Hanson James H, Flori Heidi
PICU Offices, Children's Hospital & Research Center Oakland, 747 52nd Street, Oakland, CA 94609, USA.
Respir Care Clin N Am. 2006 Sep;12(3):349-57. doi: 10.1016/j.rcc.2006.05.003.
In summary, most of the available data suggest that pediatric patients should be ventilated with low tidal volumes. The 6-mL/kg IBW tidal volume strategy as used in the ARDSNet studies is a reasonable target, having since been rigorously tested in several large, clinical trials (adult and pediatric). The mortality associated with ALI in these studies has never been lower, certainly supporting continued use of the 6 mL/kg target tidal volume as the "gold standard" and, thus, eliminating any equipoise in designing a pediatric trial comparing 6 mL/kg to a larger tidal volume. With mortality rates in children from ALI nearing 8% to 22% and with no clear surrogate outcomes identified to date, the sample sizes needed to show a significant clinical effect would be prohibitively large. Nonetheless, future research should compare 6 mL/kg IBW to even smaller tidal volumes or to high frequency ventilation in an attempt to further reduce the mortality associated with ALI and ARDS in the pediatric population.

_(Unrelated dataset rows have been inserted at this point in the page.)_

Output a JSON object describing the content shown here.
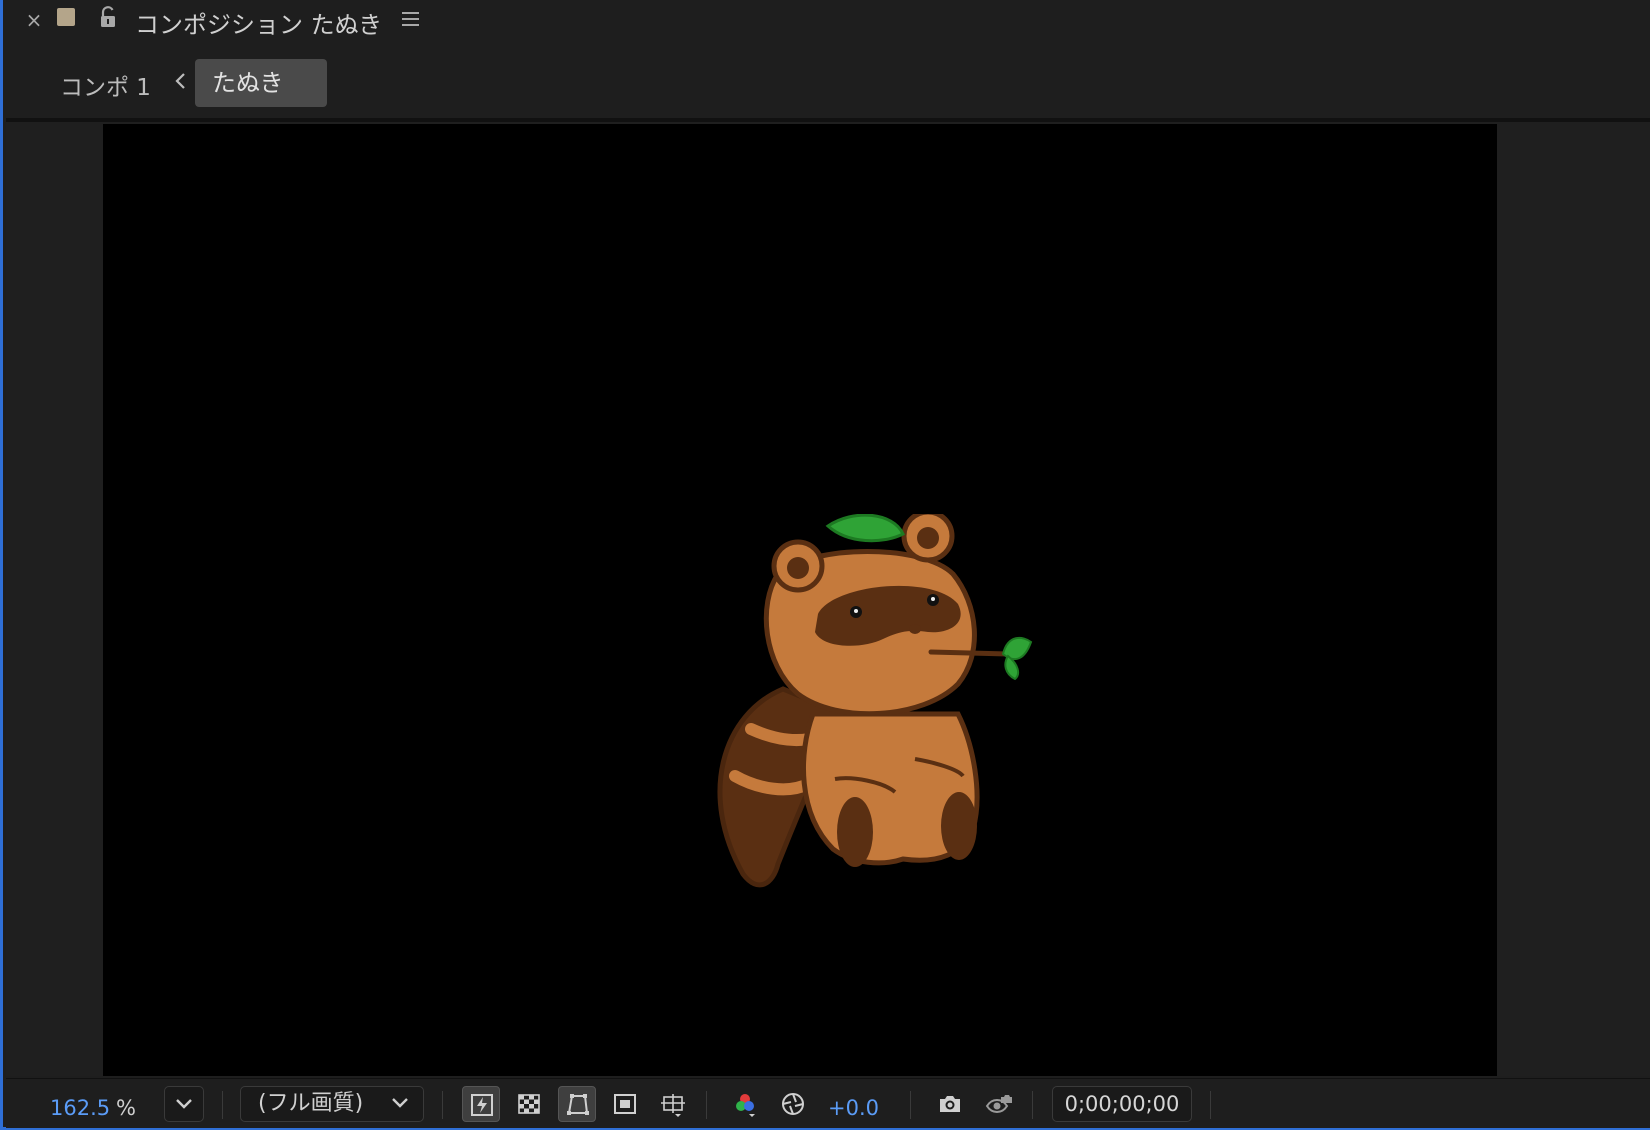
{
  "panel": {
    "title": "コンポジション たぬき",
    "label_color": "#b4a58a",
    "icons": [
      "close-icon",
      "lock-icon",
      "panel-menu-icon"
    ]
  },
  "breadcrumb": {
    "items": [
      {
        "label": "コンポ 1",
        "active": false
      },
      {
        "label": "たぬき",
        "active": true
      }
    ]
  },
  "toolbar": {
    "zoom_value": "162.5",
    "zoom_unit": "%",
    "resolution": "(フル画質)",
    "exposure": "+0.0",
    "timecode": "0;00;00;00",
    "icons": [
      "fast-previews-icon",
      "transparency-grid-icon",
      "mask-path-icon",
      "region-of-interest-icon",
      "guides-grid-icon",
      "channel-rgb-icon",
      "reset-exposure-icon",
      "snapshot-icon",
      "show-snapshot-icon"
    ],
    "accent_color": "#5b9cf7"
  },
  "canvas": {
    "background": "#000000",
    "content": "tanuki-illustration"
  }
}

总之,大多数现有数据表明,儿科患者应采用低潮气量通气。急性呼吸窘迫综合征网络(ARDSNet)研究中使用的6 mL/千克理想体重(IBW)潮气量策略是一个合理的目标,此后已在多项大型临床试验(成人和儿科)中得到严格验证。这些研究中与急性肺损伤(ALI)相关的死亡率从未如此之低,这无疑支持继续将6 mL/千克目标潮气量作为“金标准”,因此,在设计一项比较6 mL/千克与更大潮气量的儿科试验时,不存在任何权衡。由于儿童ALI的死亡率接近8%至22%,且迄今为止尚未确定明确的替代结局,要显示出显著临床效果所需的样本量将大得令人望而却步。尽管如此,未来的研究应将6 mL/千克IBW与更小的潮气量或高频通气进行比较,以进一步降低儿科人群中与ALI和ARDS相关的死亡率。